第10話 街の探索

「本当に滅んでいるんだな……」


太陽がまだまだ沈まんと、雲の上で踏ん張っている中、街へ入った後の第一声がそれだった。

建物は中世ヨーロッパみたいな感じだが、電柱から延びる電線が建物へと延びていたり、電灯みたいなのがそこかしこにあったりと、近代化の波がこの街にも到来していたみたいだ。

だが今やこの街には人も動物もいない。代わりにシダといった植物が至る所に生えていたり、建物が崩れていたりと廃れた雰囲気を醸し出していた。

今までも廃墟と化した屋敷を見たり、全く手入れされていない道を見たりとしたが、かつて数千人ほどは住んでいたであろう街が廃墟になっているのを見て、やはり文明は滅びてしまったのだということを実感した。

今は自転車から降りて、手で押しながら周囲を見ているところだった。

アンジェラは隣で歩いている。俺とは違ってきょろきょろと見ていたりとかはしていない。こんな光景に慣れているのだろ。まあ、この子が生まれたときにはすでに世界は滅びていたのだから、当然か。


「ここの街は……意外と大きいみたいだな」

「うーん、そうだね。入る前に見たときももっと奥の方にいっぱい建物があったと思うし」


今は街の通りを通っているのだが、3階建てか4階建ての石製の建物が軒を連ねている。恐らく崩壊前は結構な数の人たちが住んでいたことだろう。

シダやコケに覆われた街。だが一応、街についたことには変わりない。

とりあえず街についたからにはさっそく……


「……何をすればいいんだろうか」


滅びる前とかであれば街についたらこの世界の情報を集めるなりする必要があると思うのだが、もう完全に滅びた街で俺はいったい何をすればいいのだろうか。


「じゃあ、さっそくやらないと」

「え、何を」

「えーっと、食料を集めたり、何か使えそうなものを探したりとか」

「なるほど……」


この子の年齢は自転車をこいでいるところで聞いたが、正確にはわからないけど10歳ぐらいだといっていた。ロリババアとかじゃなく、リアルロリだった。

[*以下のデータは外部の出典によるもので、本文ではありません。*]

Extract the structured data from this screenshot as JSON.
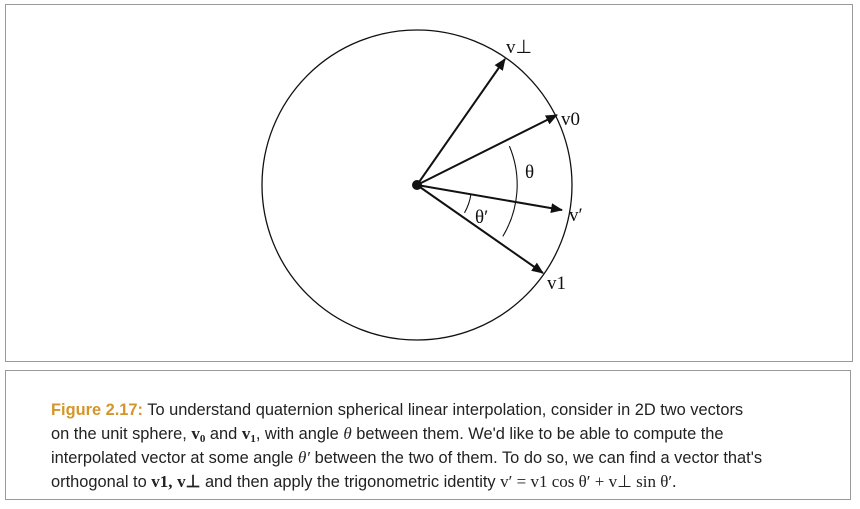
{
  "figure": {
    "labels": {
      "v_perp": "v⊥",
      "v0": "v0",
      "v_prime": "v′",
      "v1": "v1",
      "theta": "θ",
      "theta_prime": "θ′"
    }
  },
  "caption": {
    "label": "Figure 2.17:",
    "line1": "To understand quaternion spherical linear interpolation, consider in 2D two vectors",
    "line2_a": "on the unit sphere,",
    "v0_symbol": "v",
    "v0_sub": "0",
    "and_word": "and",
    "v1_symbol": "v",
    "v1_sub": "1",
    "line2_b": ", with angle",
    "theta": "θ",
    "line2_c": "between them. We'd like to be able to compute the",
    "line3_a": "interpolated vector at some angle",
    "theta_prime": "θ′",
    "line3_b": "between the two of them. To do so, we can find a vector that's",
    "line4_a": "orthogonal to",
    "orth_v1": "v1,",
    "orth_vperp": "v⊥",
    "line4_b": "and then apply the trigonometric identity",
    "identity": "v′ = v1 cos θ′ + v⊥ sin θ′."
  }
}
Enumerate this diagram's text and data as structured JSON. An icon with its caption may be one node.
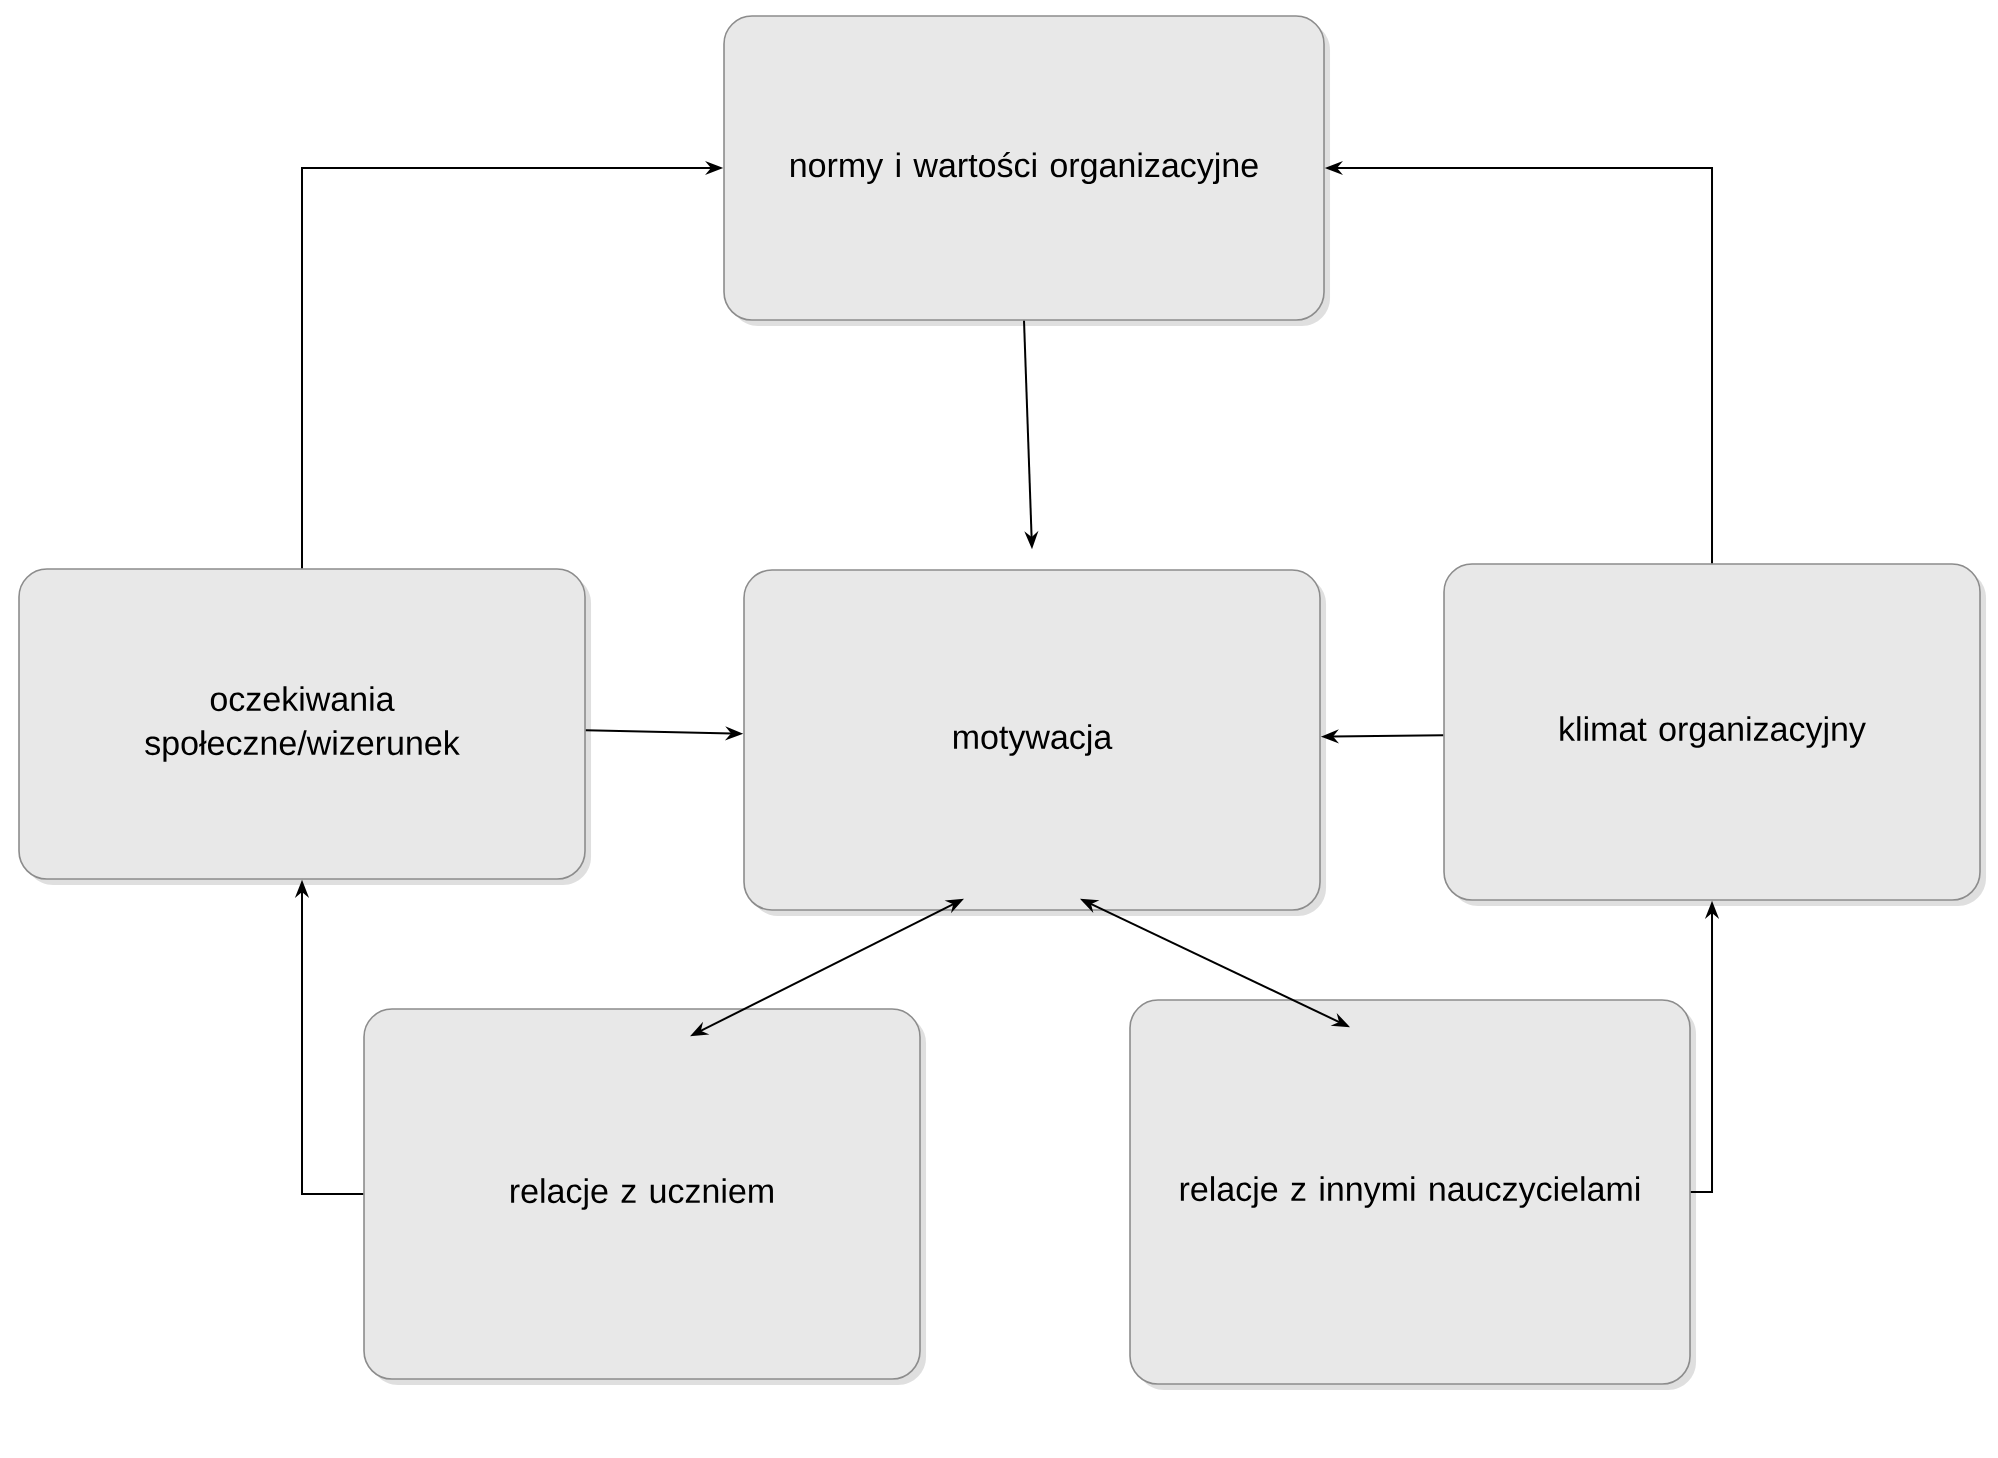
{
  "diagram": {
    "nodes": [
      {
        "text": [
          "normy i wartości organizacyjne"
        ]
      },
      {
        "text": [
          "oczekiwania społeczne/wizerunek"
        ]
      },
      {
        "text": [
          "motywacja"
        ]
      },
      {
        "text": [
          "klimat organizacyjny"
        ]
      },
      {
        "text": [
          "relacje z uczniem"
        ]
      },
      {
        "text": [
          "relacje z innymi nauczycielami"
        ]
      }
    ],
    "edges": [
      {
        "from": 1,
        "to": 0,
        "arrow": "to"
      },
      {
        "from": 3,
        "to": 0,
        "arrow": "to"
      },
      {
        "from": 0,
        "to": 2,
        "arrow": "to"
      },
      {
        "from": 1,
        "to": 2,
        "arrow": "to"
      },
      {
        "from": 3,
        "to": 2,
        "arrow": "to"
      },
      {
        "from": 2,
        "to": 4,
        "arrow": "both"
      },
      {
        "from": 2,
        "to": 5,
        "arrow": "both"
      },
      {
        "from": 4,
        "to": 1,
        "arrow": "to"
      },
      {
        "from": 5,
        "to": 3,
        "arrow": "to"
      }
    ]
  }
}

だが年齢は関係ない。俺は異世界歴2、3時間だが、この子は10年ほどだ。この子は異世界先住民で、この世界に関する様々な知識や知恵を持っているだろう。俺とは圧倒的経験の差がある。もう月とすっぽんぐらい違うだろう。

これから、この子の教えを乞う必要がありそうだ。


「では、ご指導のほどよろしくお願いしますパイセン」

「パイセン?……よくわかんないけど、わかった」


かくして、この廃墟と化した町の探索が始まったのだった。




あの後、アンジェラと一緒に街の探索を行ったものの、たいしたものは見つからなかった。家具やら雑貨やらは至る所にあったが、それも錆びていたり腐っていたり、ボロボロになっていたりと散々なものだ。

アンジェラは何よりも食料を見つけるのが大事だと教えてくれた。食事は生命活動の維持に必要不可欠なので、それくらいは俺にもわかる。建物の中などを探した結果、瓶に入ったパスタみたいな乾麺と、缶詰を少し見つけた。せいぜい3、4人分ぐらいの量だが、これでも悪くはない収穫みたいだ。

それと川も見つけたいといっていたが、これはすぐに見つかった。街の中心部を流れるようにある川は、幅5mほどのものだったが、清流といっても差し支えないほどの透明度だった。まるで水道水がそのまま流れているみたいだ。文明が滅びたんだから環境汚染とかも発生していないのだろうか。

彼女はごくごくと美味しそうに飲んでいたので俺も飲んでみたが、普通においしかった。まるでスイスから取り寄せた天然水を飲んでいるみたいだった。今まで1度も飲んだことはないけど。

しかし、直にのんでしまって大丈夫なのかが気になる。一度過熱してから飲む必要があるだとか、サバイバル関係の本とかで見たような気がするが。あまり多く飲まなければ大丈夫だろうか……

それともう1つ。尿意を催し、トイレに行ってくると彼女に言ったらトイレットペーパーとスコップを渡されそうになった。当たり前の話だが、水道も止まっているのだからトイレが使えない以上、そこらで済ますしかない。

大きい方じゃないからいらないといったが、いずれ使うことになると思う。トイレットペーパーはちゃんとあるんだなと思ったが、保存状態のいいやつを見つけて拾っているそうだ。紙を切らしたときは木の葉っぱを使ったり、川の水で洗ったりとかしているらしい。

トイレットペーパーはできるだけ優先して見つけようと、俺は思った。